Some of America’s most prosperous cities are also among the casualties of what I’m calling the first stage of The Great Disruption — the current financial crisis.

Charlotte, a middling Southern town built into a city by two money center banks, will see its world changed radically whether Wachovia is bought by Wells Fargo or Citigroup. At least one-fifth of its jobs are in banking, and these are high-paid corporate jobs with benefits. Virtually every advance in Charlotte, particularly its revived downtown, came from the leadership of Wachovia and Bank of America. Now half of that will be gone, and the claim to being America’s second-largest banking center.

I make a prediction: Bank of America will soon move its headquarters to New York. The decision will likely be camouflaged in language of "dual headquarters" or some such corporate claptrap. But BofA’s best and brightest will feel an increasing need to be in what’s left of America’s financial capital. After all, the men who built these powerhouses as a powerful, personal gift to Charlotte are retired.
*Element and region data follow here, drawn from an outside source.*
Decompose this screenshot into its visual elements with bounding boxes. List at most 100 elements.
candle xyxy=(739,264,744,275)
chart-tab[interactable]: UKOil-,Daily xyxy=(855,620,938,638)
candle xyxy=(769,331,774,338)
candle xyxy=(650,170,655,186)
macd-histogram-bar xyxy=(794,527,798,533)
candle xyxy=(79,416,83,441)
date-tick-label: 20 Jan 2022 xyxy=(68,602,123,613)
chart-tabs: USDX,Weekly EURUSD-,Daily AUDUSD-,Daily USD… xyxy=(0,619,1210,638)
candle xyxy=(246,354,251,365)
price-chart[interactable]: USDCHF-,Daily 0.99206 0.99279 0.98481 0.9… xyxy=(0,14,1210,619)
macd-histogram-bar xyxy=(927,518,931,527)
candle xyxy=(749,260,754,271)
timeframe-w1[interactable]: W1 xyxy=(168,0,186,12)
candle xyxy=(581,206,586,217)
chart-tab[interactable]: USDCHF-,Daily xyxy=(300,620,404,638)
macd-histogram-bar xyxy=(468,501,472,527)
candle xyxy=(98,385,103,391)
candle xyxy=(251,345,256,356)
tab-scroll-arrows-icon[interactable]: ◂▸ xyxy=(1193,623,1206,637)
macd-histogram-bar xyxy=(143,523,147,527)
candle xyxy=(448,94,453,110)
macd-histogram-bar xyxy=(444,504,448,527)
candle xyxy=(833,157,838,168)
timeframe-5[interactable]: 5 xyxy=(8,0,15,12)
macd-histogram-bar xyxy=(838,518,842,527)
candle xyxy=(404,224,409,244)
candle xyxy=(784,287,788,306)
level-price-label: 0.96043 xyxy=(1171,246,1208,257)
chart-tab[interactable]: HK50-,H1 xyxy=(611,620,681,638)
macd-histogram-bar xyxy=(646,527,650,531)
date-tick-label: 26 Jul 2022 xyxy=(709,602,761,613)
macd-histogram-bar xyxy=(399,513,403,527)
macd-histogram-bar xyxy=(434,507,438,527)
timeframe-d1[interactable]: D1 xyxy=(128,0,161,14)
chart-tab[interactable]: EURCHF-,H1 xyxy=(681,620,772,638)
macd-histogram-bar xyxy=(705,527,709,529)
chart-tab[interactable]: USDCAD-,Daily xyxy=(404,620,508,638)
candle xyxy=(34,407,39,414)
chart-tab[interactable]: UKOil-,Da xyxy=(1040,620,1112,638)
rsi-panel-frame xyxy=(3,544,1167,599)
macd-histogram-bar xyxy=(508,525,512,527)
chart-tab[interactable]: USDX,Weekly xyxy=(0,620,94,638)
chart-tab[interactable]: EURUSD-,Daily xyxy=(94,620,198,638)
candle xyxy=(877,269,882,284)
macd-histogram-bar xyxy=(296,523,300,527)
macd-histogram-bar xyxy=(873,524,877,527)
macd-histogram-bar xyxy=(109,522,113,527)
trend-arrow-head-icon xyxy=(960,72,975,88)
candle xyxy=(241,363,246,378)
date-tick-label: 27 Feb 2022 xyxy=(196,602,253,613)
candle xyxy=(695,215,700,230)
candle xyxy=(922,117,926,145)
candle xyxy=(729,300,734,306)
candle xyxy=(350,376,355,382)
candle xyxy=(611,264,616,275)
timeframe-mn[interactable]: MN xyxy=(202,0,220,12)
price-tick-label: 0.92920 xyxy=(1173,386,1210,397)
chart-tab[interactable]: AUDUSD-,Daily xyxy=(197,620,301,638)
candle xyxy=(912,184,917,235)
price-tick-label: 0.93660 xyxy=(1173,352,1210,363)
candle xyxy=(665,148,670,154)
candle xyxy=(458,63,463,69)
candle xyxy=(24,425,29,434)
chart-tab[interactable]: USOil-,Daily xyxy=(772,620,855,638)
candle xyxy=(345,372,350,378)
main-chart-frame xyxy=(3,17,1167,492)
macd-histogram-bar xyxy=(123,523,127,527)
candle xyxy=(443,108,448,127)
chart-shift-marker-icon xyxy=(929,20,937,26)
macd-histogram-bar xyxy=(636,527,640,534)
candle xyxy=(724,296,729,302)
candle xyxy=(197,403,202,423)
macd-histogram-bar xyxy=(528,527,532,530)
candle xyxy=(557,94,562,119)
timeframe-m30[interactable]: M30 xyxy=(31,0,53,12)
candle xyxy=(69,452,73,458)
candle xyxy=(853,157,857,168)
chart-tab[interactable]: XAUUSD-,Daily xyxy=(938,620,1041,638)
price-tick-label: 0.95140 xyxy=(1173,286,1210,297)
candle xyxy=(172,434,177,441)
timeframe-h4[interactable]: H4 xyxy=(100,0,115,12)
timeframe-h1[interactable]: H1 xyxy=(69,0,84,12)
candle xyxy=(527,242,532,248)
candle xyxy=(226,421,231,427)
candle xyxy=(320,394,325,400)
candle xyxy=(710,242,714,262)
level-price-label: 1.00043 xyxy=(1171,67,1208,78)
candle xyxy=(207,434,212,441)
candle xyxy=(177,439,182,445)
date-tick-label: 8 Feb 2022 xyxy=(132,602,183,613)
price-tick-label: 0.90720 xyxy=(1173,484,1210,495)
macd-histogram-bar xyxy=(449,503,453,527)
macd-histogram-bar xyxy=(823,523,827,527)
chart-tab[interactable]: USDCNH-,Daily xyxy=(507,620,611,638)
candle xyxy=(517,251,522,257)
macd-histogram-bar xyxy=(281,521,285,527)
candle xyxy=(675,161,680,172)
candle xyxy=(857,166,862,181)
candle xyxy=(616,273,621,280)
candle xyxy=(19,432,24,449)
The danger to the economy: Size does matter

One of the biggest underlying problems behind the financial crisis is size. These are the wages of years of mergers and industry consolidation, combined with weak or non-existent regulation. Thus, Wachovia today posted a loss of $8.9 billion — enough to add to the public funding of Amtrak by nearly eight-fold. In a healthy market economy, a bank with such performance could simply be allowed to "fail," with depositors covered by the FDIC and the shareholders who enabled the disaster taking the fall.

But Wachovia is too big to fail. Like its cousin investment banks on Wall Street and Freddie Mac and Fannie Mae, its collapse could bring down the entire economy. If necessary it will be propped up, as the Fed and Treasury have done with those other giants. (The immediate damage: $25 billion). That’s your money. Of course, the executive class will continue to take home tens-of-millions paychecks as a reward for these disasters.

And yet, the brain surgeons in the executive suites of Wachovia are merely trying to fix the bank enough to sell it. Jamie Dimon’s JPMorgan Chase seems to be the last shopper standing at the garage sale of the American economy. The result, in addition to calamity in Wachovia’s hometown of Charlotte, will be an even bigger behemoth to hold taxpayers hostage next time.

Charlotte faces its moment of truth

Around 1996, when I was the business editor of the Charlotte Observer, I provoked the ire of the president of the chamber of commerce — as I so often do with such caudillos — by pointing out an inconvenient truth: the city’s economy was too dependent on two big banks. Charlotte was in the middle of a historic boom that turned a sleepy, mid-sized Southern city into the nation’s second-largest banking center.

An Oz-like skyline shoots up dramatically from the flat treeline of the Carolina Piedmont. Signs of fabulous wealth are everywhere, from the expensive cars on the street to the beautiful people shopping at Dean & Deluca. It’s an amazing testmony to what money can do — to what being positioned at the heart of the capital markets can do. And it’s mostly because of the two money center banks, what are now Bank of America and Wachovia, that are improbably headquartered there.

Then came the subprime and credit crises, partly authored by the smartest people in the room in Charlotte. Now, as the Wall Street Journal put it, "Charlotte is fretting over whether it can remain the last great U.S. banking center outside of New York." It should be fretting over more than that.